Le guide des passages à faune pour les projets d'infrastructures - 2021
Préservation et restauration des continuités écologiques dans le cadre d’un projet d’infrastructure linéaire de transport. Guide des passages à faune. Un guide complet qui présente aux maîtres d'ouvrages les solutions pour concevoir des passages pour la petite comme la grande faune.
Le guide des passages à faune pour la requalification des infrastructures
Paru en 2019, ce guide présente aux maîtres d'oeuvre et maîtres d'ouvrage la méthode pour rétablir les transparences écologiques au niveau des infrastructures de transport, en l’illustrant par de nombreux exemples de réalisations pris sur l’ensemble du territoire.
Une évaluation du coût de ces scénarios est également proposée, avec des montants estimatifs compris entre environ 2000 euros pour des travaux légers à 2 millions d’euros pour la création d’un écopont.
Concernant la mortalité par collisions routières, sur la base des zones à enjeux identifiées, les fiches abordent deux actions sur des tronçons routiers distincts : la mise en place d’un dispositif détecteur / avertisseur pour les conducteurs en cas de traversée d’un animal et la réduction de la vitesse de circulation.
Enfin, des mesures d’accompagnement sont également proposées, telles que le suivi systématique des ouvrages d’art par piégeage photographique (détection de la faune utilisant les ouvrages pour franchir l’infrastructure), afin d’évaluer l’efficacité des travaux réalisés.

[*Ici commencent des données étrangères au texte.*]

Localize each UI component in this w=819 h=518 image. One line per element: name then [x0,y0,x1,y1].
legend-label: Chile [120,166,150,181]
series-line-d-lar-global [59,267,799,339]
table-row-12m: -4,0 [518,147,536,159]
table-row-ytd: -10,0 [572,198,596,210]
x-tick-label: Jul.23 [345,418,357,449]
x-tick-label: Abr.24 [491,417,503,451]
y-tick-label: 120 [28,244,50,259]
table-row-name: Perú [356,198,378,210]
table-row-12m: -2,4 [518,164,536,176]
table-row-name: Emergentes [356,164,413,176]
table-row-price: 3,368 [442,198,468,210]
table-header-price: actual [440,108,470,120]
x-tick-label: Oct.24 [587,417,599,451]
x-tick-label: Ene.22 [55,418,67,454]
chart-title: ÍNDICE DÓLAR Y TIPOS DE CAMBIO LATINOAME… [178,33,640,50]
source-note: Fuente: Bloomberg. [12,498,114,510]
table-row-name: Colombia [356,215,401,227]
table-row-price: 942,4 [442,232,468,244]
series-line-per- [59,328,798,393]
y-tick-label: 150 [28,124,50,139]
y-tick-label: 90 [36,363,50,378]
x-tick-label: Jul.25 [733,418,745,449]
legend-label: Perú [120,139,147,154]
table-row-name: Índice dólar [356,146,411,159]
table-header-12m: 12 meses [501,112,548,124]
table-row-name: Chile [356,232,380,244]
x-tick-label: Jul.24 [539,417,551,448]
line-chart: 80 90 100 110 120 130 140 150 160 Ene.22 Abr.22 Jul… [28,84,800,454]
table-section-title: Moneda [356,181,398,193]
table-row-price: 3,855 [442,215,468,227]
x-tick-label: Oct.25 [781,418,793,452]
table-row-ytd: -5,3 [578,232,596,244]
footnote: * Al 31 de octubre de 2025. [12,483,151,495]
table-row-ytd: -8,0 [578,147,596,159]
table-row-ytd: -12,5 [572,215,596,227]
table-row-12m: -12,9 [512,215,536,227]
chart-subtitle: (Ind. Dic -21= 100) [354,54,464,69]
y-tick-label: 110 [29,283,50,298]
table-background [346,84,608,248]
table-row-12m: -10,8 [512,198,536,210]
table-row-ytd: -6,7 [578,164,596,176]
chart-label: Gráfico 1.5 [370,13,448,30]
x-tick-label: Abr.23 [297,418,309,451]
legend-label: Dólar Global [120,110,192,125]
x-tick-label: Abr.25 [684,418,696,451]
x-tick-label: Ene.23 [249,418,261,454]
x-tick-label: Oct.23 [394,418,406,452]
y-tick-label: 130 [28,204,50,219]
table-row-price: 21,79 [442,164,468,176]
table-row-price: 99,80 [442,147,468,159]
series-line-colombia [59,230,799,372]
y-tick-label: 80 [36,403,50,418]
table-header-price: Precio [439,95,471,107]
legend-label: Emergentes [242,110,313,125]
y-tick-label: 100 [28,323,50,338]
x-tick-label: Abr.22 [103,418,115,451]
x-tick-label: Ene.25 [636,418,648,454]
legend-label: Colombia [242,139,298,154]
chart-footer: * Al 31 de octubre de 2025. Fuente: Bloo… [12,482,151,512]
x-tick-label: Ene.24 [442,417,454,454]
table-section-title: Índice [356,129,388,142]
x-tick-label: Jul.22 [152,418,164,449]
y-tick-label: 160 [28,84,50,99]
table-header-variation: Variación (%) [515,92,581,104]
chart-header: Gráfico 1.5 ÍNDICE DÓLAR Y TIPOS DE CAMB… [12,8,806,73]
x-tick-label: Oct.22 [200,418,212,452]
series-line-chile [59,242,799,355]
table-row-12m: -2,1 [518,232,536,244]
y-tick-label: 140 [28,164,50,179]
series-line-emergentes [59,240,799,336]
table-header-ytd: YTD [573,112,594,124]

La mise en application de ce programme d’actions ambitieux est désormais à l’étude au sein de l’Eurométropole. Les réflexions sur la faisabilité des opérations sont menées entre les services de la collectivité, dans le contexte particulier du récent transfert de l’entretien de la voirie départementale à la métropole. Ce transfert, prévu par la loi Notre du 7 août 2015 (Nouvelle organisation territoriale de la République), est effectif depuis le 1er juin 2021. Il impose notamment à l’Eurométropole de Metz d’assurer l’entretien des ouvrages d’art sur les voiries départementales. Une nouvelle approche, dont le principal enjeu est d'intégrer les problématiques liées aux transferts des compétences sur les voiries, pour mieux concilier leur gestion et celle des ouvrages d'art avec les objectifs de restauration de la transparence écologique des infrastructures de transport sur les territoires.